Под Бродами после боя полк отдыхал сутки. Григорий стоял с Чубатым в одной халупе. Они разговорились.
— Ты, Мелехов, какой-то линялый.
— Как линялый? — Григорий нахмурился.
— Квелый, вроде хворый, — пояснил Чубатый.
Они кормили на коновязи лошадей, курили, прислонясь к обомшелому ветхому заборчику. По улице по четыре в ряд шли гусары, под заборами валялись неубранные трупы (вытесняя австрийцев, дрались на улицах предместья), чадный дымок сочился из-под развалин сожженной синагоги. Великое разрушение и мерзостную пустоту являл город в этот предвечерний, пышно расшитый красками час.
— Здоровый я. — Григорий, не глядя на Чубатого, сплюнул.
— Брешешь!
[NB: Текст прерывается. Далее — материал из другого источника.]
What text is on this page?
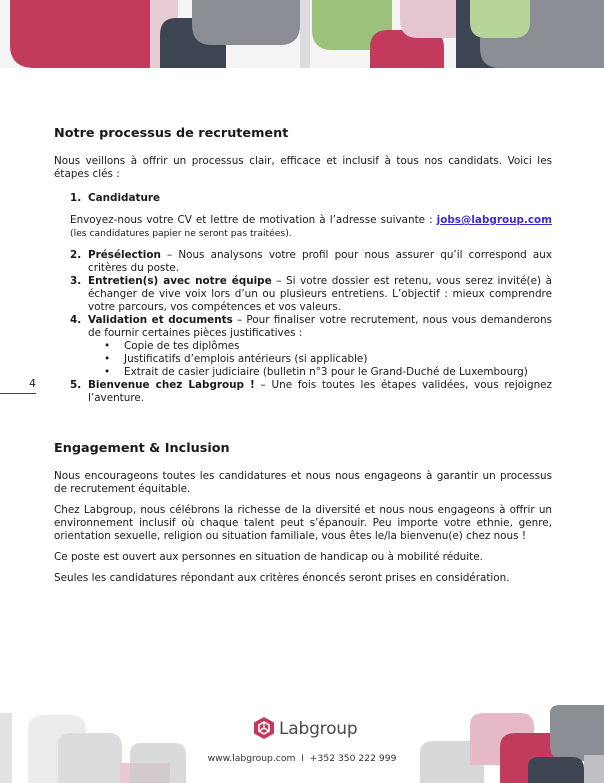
4
Notre processus de recrutement

Nous veillons à offrir un processus clair, efficace et inclusif à tous nos candidats. Voici les étapes clés :

1. Candidature

Envoyez-nous votre CV et lettre de motivation à l’adresse suivante : jobs@labgroup.com (les candidatures papier ne seront pas traitées).

2. Présélection – Nous analysons votre profil pour nous assurer qu’il correspond aux critères du poste.
3. Entretien(s) avec notre équipe – Si votre dossier est retenu, vous serez invité(e) à échanger de vive voix lors d’un ou plusieurs entretiens. L’objectif : mieux comprendre votre parcours, vos compétences et vos valeurs.
4. Validation et documents – Pour finaliser votre recrutement, nous vous demanderons de fournir certaines pièces justificatives :
• Copie de tes diplômes
• Justificatifs d’emplois antérieurs (si applicable)
• Extrait de casier judiciaire (bulletin n°3 pour le Grand-Duché de Luxembourg)
5. Bienvenue chez Labgroup ! – Une fois toutes les étapes validées, vous rejoignez l’aventure.
Engagement & Inclusion

Nous encourageons toutes les candidatures et nous nous engageons à garantir un processus de recrutement équitable.

Chez Labgroup, nous célébrons la richesse de la diversité et nous nous engageons à offrir un environnement inclusif où chaque talent peut s’épanouir. Peu importe votre ethnie, genre, orientation sexuelle, religion ou situation familiale, vous êtes le/la bienvenu(e) chez nous !

Ce poste est ouvert aux personnes en situation de handicap ou à mobilité réduite.

Seules les candidatures répondant aux critères énoncés seront prises en considération.

Labgroup
www.labgroup.com  I  +352 350 222 999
Вижу.
— Чего видишь?
— Робеешь, сопатый? Смерти боишься?
— Глупой ты, — презрительно сказал Григорий и, щурясь, осмотрел ногти.
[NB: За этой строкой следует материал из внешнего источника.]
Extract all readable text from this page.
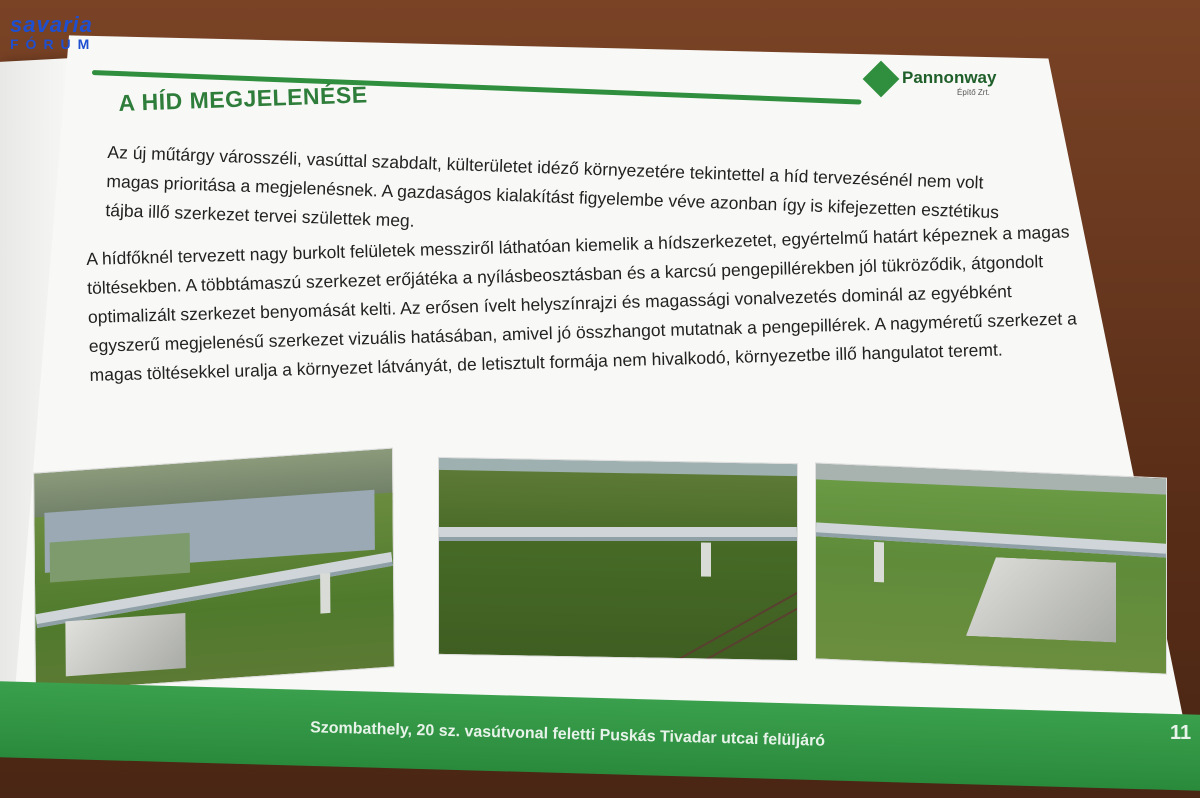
Pannonway
Építő Zrt.
A HÍD MEGJELENÉSE
Az új műtárgy városszéli, vasúttal szabdalt, külterületet idéző környezetére tekintettel a híd tervezésénél nem volt magas prioritása a megjelenésnek. A gazdaságos kialakítást figyelembe véve azonban így is kifejezetten esztétikus tájba illő szerkezet tervei születtek meg.
A hídfőknél tervezett nagy burkolt felületek messziről láthatóan kiemelik a hídszerkezetet, egyértelmű határt képeznek a magas töltésekben. A többtámaszú szerkezet erőjátéka a nyílásbeosztásban és a karcsú pengepillérekben jól tükröződik, átgondolt optimalizált szerkezet benyomását kelti. Az erősen ívelt helyszínrajzi és magassági vonalvezetés dominál az egyébként egyszerű megjelenésű szerkezet vizuális hatásában, amivel jó összhangot mutatnak a pengepillérek. A nagyméretű szerkezet a magas töltésekkel uralja a környezet látványát, de letisztult formája nem hivalkodó, környezetbe illő hangulatot teremt.
Szombathely, 20 sz. vasútvonal feletti Puskás Tivadar utcai felüljáró	11
savaria
FÓRUM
— Скажи: убил ты человека? — чеканил, испытующе вглядываясь в лицо Григория, Чубатый.
— Убил. Ну?
— Стенить душа?
— Сте-нить? — усмехнулся Григорий.
Чубатый выдернул из ножен шашку.
— Хочешь, голову срублю?
— Потом?
— Убью и не вздохну, — нет во мне жалости! — Глаза Чубатого смеялись, но Григорий по голосу, по хищному трепету ноздрей понял, что говорит он серьезно.
— Дикой ты и чудак, — сказал Григорий, внимательно осматривая лицо Чубатого.
— У тебя сердце жидкое. А баклановский удар знаешь? Гляди!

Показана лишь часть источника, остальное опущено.